In 2010, the TEA announced that the State Board for Educator Certification now bans "inappropriately communicating with students through the use of social media." In their press release TEA said they requested the change after "receiving disciplinary case referrals in which teachers were found to have sent students thousands of text messages. Sometimes the content of the messages was not inappropriate on their face but the volume of messages and time of day the messages were sent indicated that the educator was "grooming" the student for a future sexual relationship."
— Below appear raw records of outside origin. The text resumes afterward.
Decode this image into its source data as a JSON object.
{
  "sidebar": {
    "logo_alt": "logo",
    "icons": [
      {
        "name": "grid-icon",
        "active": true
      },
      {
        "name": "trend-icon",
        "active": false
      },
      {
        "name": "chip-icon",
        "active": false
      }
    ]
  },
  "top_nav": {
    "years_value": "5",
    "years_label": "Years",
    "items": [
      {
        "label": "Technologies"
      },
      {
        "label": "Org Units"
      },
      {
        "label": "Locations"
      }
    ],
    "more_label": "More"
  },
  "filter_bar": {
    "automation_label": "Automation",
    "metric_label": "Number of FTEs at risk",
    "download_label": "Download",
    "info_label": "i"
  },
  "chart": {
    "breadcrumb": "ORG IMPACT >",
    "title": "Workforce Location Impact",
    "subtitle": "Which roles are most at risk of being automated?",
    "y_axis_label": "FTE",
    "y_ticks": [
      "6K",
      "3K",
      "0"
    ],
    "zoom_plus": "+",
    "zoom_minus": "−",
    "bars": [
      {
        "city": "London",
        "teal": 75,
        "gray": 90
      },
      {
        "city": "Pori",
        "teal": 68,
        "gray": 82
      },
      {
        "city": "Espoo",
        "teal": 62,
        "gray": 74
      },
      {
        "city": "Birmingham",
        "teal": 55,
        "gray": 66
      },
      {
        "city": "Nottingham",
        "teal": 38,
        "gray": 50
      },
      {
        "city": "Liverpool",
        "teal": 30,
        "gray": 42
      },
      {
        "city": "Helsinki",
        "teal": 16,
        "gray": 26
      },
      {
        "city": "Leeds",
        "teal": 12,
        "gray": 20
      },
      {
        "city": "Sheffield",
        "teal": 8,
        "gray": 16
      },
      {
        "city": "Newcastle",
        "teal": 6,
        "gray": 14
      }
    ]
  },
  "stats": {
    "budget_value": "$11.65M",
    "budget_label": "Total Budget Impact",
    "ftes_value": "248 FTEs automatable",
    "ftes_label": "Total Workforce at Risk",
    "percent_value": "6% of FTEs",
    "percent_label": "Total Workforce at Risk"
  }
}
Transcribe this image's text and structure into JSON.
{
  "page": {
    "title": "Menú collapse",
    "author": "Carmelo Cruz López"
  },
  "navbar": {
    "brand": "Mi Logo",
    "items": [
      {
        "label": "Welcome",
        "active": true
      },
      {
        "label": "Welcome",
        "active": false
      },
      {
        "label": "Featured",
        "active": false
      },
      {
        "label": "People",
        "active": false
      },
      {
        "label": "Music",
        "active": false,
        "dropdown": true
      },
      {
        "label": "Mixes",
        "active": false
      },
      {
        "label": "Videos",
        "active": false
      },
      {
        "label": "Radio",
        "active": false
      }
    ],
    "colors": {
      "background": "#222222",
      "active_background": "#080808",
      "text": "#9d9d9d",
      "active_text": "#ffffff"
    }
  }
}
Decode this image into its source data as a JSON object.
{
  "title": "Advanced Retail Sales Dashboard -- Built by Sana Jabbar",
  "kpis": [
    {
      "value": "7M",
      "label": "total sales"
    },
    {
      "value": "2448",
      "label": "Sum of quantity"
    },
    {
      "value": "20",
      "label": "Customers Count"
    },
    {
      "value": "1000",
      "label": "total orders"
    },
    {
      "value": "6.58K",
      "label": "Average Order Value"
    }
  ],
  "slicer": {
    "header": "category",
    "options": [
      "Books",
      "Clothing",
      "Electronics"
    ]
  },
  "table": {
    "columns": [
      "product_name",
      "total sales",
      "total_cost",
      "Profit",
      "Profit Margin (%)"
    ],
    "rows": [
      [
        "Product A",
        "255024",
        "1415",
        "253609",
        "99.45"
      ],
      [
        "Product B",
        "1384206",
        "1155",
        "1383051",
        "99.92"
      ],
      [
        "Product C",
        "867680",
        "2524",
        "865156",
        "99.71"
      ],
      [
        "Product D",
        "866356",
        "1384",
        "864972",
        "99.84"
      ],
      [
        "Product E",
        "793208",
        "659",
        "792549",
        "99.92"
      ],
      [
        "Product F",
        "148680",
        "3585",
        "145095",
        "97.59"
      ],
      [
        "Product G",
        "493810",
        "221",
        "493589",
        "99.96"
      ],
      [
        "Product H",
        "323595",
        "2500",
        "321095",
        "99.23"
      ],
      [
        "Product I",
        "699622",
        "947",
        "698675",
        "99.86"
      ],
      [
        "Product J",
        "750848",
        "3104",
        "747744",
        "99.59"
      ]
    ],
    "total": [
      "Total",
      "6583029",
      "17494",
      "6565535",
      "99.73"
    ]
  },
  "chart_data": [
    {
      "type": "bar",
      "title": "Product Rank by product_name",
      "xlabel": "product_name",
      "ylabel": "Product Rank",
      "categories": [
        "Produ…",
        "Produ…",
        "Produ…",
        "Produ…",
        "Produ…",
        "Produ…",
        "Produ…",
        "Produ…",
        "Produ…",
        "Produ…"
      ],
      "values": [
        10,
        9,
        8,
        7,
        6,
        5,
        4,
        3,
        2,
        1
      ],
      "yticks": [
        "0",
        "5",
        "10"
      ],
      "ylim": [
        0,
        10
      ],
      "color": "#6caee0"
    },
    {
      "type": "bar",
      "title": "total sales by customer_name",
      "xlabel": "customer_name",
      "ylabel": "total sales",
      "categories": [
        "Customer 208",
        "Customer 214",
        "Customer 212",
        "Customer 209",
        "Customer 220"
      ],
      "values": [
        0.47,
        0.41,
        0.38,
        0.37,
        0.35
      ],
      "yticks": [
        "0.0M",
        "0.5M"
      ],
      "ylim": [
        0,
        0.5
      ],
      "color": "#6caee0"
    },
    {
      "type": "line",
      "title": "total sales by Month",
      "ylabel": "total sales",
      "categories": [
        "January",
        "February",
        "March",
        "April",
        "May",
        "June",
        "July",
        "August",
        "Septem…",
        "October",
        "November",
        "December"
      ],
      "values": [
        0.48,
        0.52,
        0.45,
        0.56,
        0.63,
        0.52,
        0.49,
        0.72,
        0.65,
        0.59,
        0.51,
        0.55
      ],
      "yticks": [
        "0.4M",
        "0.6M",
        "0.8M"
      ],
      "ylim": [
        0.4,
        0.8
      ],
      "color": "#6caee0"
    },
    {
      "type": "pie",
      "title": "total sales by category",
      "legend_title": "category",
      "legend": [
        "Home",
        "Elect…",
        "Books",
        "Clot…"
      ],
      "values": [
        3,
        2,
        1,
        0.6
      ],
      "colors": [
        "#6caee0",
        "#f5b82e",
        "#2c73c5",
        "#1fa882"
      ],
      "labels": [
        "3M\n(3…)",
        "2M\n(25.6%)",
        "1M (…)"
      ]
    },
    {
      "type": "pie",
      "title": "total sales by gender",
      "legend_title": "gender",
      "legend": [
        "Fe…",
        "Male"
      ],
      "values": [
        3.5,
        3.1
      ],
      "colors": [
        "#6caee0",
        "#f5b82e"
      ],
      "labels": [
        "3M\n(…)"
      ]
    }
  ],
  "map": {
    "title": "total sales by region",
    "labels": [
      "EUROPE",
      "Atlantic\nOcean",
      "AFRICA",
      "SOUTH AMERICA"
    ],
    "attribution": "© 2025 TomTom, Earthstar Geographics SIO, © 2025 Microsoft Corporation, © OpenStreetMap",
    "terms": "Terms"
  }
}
The policy, used in DISD, follows:
Standard 3.9. The educator shall refrain from inappropriate communication with a student or minor, including, but not limited to, electronic communication such as cell phone, text messaging, e-mail, instant messaging, blogging, or other social network communication. Factors that may be considered in assessing whether the communication is inappropriate include, but are not limited to:
a. The nature, purpose, timing, and amount of the communication;
b. The subject matter of the communication;
c. Whether the communication was made openly or the educator attempted to conceal the communication;
d. Whether the communication could be reasonably interpreted as soliciting sexual contact or a romantic relationship;
e. Whether the communication was sexually explicit; and
f. Whether the communication involved discussion(s) of the physical or sexual attractiveness or the sexual history, activities, preferences, or fantasies of either the educator or the student.